À l’extrême gauche. — Vive la Commune ! (Bruit prolongé.)

M. le président. — Je vais être obligé de sévir. (Protestations à l’extrême gauche.) Comprenez donc, messieurs, qu’aujourd’hui, plus que jamais, la principale force des partis, de tous les partis, est la possession de soi-même ! (Très bien ! très bien !)

M. Boutard, s’adressant aux ministres. — Vous avez oublié de convoquer M. Deibler ; nous attendons le bourreau ! (Bruit.)

M. le président. Veut-on donc, dès maintenant, m’obliger à suspendre la séance ?

M. Boutard. — Et la prorogation viendra ensuite ! (Applaudissements au centre.)

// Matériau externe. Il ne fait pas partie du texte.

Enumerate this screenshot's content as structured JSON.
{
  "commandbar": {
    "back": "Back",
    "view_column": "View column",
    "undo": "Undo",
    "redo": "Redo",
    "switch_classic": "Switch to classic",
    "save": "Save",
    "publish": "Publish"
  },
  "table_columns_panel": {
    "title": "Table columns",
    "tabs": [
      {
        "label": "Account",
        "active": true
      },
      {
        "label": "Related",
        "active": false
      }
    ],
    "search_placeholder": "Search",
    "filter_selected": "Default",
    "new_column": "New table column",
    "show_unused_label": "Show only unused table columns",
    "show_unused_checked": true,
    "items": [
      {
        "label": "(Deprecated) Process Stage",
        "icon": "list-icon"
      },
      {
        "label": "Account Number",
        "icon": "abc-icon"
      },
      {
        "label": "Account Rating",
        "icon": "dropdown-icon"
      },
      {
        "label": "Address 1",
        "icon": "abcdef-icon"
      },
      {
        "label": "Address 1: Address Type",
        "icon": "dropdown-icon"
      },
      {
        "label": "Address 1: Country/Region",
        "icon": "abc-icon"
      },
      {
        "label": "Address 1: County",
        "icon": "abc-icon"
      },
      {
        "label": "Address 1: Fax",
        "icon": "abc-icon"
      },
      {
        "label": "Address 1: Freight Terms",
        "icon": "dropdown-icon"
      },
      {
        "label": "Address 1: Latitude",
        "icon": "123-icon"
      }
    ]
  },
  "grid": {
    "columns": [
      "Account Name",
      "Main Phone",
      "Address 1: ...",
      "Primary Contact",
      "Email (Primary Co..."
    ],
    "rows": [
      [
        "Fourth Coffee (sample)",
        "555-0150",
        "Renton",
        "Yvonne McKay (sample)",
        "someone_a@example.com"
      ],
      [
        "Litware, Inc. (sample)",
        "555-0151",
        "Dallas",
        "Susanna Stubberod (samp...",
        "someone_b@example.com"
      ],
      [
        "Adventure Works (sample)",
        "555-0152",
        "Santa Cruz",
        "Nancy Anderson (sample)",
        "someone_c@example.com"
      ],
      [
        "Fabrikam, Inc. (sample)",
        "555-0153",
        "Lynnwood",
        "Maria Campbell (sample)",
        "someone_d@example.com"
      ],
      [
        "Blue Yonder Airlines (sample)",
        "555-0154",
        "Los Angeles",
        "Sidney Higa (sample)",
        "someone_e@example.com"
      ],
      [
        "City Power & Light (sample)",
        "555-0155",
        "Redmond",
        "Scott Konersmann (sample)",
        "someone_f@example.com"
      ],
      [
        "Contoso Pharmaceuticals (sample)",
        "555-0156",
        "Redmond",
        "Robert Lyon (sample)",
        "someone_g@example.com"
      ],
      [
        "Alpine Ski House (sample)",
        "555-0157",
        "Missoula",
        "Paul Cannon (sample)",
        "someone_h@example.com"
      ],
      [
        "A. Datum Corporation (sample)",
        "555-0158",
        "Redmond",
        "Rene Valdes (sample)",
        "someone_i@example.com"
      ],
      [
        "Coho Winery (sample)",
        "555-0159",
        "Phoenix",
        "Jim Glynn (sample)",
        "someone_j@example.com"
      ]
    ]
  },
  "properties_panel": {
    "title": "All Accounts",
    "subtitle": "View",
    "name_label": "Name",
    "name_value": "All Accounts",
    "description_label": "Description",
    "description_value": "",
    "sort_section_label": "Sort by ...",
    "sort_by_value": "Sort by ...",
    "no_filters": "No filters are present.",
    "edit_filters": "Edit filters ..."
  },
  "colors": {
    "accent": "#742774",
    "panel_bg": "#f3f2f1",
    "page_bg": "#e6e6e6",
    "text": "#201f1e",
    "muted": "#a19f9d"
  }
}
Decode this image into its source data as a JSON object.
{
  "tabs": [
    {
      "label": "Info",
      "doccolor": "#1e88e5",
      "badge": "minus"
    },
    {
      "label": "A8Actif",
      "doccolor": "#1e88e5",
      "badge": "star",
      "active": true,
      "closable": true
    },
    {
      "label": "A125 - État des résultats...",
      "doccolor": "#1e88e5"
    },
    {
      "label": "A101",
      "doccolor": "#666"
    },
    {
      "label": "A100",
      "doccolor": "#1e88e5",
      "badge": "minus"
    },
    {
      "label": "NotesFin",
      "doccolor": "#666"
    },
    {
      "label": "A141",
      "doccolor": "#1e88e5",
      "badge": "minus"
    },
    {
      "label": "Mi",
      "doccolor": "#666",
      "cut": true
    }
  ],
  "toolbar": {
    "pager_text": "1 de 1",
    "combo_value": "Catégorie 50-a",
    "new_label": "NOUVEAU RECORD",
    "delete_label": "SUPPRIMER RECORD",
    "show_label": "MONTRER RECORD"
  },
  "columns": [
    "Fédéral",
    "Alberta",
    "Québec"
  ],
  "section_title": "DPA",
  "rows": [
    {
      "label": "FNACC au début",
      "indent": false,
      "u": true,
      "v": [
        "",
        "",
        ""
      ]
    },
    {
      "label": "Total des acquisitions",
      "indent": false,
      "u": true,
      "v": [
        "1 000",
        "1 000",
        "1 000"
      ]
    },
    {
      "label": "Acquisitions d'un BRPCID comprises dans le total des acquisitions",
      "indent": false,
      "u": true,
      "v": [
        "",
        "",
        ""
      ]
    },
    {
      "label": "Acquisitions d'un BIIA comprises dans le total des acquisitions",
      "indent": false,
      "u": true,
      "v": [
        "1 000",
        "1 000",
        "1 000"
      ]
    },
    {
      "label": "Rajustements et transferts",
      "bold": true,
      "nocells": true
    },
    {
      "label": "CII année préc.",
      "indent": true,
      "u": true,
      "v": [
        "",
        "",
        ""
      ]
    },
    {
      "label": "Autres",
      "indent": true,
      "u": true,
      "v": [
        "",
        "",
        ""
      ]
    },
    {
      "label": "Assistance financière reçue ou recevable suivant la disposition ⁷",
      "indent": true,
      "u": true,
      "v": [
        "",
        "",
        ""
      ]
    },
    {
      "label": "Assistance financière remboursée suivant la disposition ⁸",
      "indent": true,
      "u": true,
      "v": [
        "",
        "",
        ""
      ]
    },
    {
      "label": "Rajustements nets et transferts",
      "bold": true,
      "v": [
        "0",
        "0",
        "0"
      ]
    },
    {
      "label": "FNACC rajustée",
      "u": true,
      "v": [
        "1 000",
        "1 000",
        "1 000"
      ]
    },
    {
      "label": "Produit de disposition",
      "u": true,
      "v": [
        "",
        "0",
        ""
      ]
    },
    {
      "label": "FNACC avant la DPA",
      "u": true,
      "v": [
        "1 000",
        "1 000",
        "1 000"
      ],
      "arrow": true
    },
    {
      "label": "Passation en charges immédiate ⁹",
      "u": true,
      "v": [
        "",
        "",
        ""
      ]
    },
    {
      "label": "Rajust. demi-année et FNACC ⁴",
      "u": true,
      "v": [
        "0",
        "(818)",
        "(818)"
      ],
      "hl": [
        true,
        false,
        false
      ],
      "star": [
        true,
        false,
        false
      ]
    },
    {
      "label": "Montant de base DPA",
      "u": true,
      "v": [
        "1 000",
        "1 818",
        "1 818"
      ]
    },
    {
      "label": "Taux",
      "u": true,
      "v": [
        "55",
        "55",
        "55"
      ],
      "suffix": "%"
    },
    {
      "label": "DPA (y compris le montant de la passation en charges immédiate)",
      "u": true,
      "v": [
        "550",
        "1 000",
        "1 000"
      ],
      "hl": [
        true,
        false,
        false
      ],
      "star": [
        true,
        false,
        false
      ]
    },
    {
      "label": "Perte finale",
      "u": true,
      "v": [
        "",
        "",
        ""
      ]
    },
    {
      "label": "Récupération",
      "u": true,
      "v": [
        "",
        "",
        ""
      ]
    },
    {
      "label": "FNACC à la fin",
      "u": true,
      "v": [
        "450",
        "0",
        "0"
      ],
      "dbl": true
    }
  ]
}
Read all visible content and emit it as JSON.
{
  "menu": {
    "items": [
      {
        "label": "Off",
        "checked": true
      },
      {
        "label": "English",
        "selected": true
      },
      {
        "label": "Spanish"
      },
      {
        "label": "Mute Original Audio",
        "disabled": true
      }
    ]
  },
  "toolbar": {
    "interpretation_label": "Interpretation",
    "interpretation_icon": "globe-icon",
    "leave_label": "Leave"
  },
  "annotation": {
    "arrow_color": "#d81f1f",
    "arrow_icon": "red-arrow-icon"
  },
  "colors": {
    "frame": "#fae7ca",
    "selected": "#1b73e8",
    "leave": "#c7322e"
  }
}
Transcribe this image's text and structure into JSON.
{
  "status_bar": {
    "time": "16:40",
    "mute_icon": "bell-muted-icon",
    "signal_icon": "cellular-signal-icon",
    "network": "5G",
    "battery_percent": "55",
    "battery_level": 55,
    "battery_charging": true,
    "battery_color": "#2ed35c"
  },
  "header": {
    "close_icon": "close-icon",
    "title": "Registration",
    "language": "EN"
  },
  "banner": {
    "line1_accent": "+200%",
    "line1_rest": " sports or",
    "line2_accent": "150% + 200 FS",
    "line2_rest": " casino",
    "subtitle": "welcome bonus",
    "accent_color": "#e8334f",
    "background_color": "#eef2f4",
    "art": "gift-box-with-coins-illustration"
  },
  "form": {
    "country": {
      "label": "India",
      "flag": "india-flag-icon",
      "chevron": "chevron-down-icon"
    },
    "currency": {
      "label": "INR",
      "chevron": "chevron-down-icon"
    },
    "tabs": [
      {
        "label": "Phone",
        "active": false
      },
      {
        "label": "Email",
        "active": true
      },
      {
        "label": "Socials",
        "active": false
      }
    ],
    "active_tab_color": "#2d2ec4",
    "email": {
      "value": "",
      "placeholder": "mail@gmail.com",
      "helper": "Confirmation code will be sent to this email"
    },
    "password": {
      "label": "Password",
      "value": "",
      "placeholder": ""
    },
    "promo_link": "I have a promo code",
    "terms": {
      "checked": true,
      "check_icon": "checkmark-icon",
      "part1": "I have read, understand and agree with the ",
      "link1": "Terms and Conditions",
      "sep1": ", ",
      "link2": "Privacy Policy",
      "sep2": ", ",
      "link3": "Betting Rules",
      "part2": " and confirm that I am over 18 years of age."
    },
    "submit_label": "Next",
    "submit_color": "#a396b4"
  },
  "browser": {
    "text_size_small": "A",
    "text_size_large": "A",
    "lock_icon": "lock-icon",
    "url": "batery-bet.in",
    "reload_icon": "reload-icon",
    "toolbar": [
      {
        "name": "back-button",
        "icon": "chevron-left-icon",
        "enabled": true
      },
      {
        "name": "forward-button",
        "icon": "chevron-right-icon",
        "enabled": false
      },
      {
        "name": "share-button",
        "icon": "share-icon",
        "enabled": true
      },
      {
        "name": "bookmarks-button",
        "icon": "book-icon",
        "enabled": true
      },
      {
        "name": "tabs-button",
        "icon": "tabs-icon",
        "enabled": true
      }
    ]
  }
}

M. le président. — Je vous rappelle à l’ordre. (Applaudissements à gauche.)

M. Boutard. — Cela m’est parfaitement égal.

M. le président. — Je vous rappelle à l’ordre avec inscription au procès-verbal. (Nouveaux applaudissements) et si vous continuez à interrompre, je consulterai la Chambre. (Très bien ! très bien !)

La parole est à M. le président du Conseil.

M. Waldeck-Rousseau, président du Conseil, ministre de l’Intérieur et des Cultes. — Messieurs, la Chambre, en exprimant la résolution de ne soutenir qu’un gouvernement décidé à défendre avec énergie…

M. Charles Bernard. — Les intérêts d’Eiffel ! (Applaudissements à droite et sur plusieurs bancs à l’extrême gauche.)

M. le président. — Je vous rappelle à l’ordre. (Applaudissements.)

M. le président du conseil. — …les institutions républicaines…

À droite. — Lesquelles ?

M. le président du Conseil. — …et à assurer l’ordre public, a nettement défini la tâche qui s’impose au nouveau cabinet.

Il n’a d’autre ambition que de l’accomplir.

S’agissant de maintenir intact le patrimoine commun, nous avons pensé que les divisions de parti devaient s’effacer. (Applaudissements à gauche et sur divers bancs au centre.)

M. Chenavaz. — La République avant tout ! (Bruit.)

M. le président. — Voulez-vous qu’il soit impossible à M. le président du Conseil de continuer ? (Mouvements divers.)

Vous voterez tout à l’heure, messieurs. Écoutez donc maintenant !

M. le président du conseil. — …et que l’œuvre que nous allions entreprendre…

M. Boutard. — En attendant le mur des fédérés ! (Bruit.)

M. le président. — Monsieur Boutard, à la première interruption, je consulterai la Chambre. (Applaudissements au centre. Exclamations à l’extrême gauche.)

Et soyez sûrs, messieurs, que je n’apporte ici qu’une absolue impartialité, une complète probité d’esprit.

Veuillez continuer, monsieur le président du Conseil.

M. le président du conseil. — …et que l’œuvre que nous allions entreprendre exigeait le concours de tous les républicains.

Quand le but est précis et qu’il ne varie point avec les méthodes ou avec les écoles, l’accord devient facile ; les controverses se taisent en présence d’un même devoir à remplir. (Interruptions à l’extrême gauche.)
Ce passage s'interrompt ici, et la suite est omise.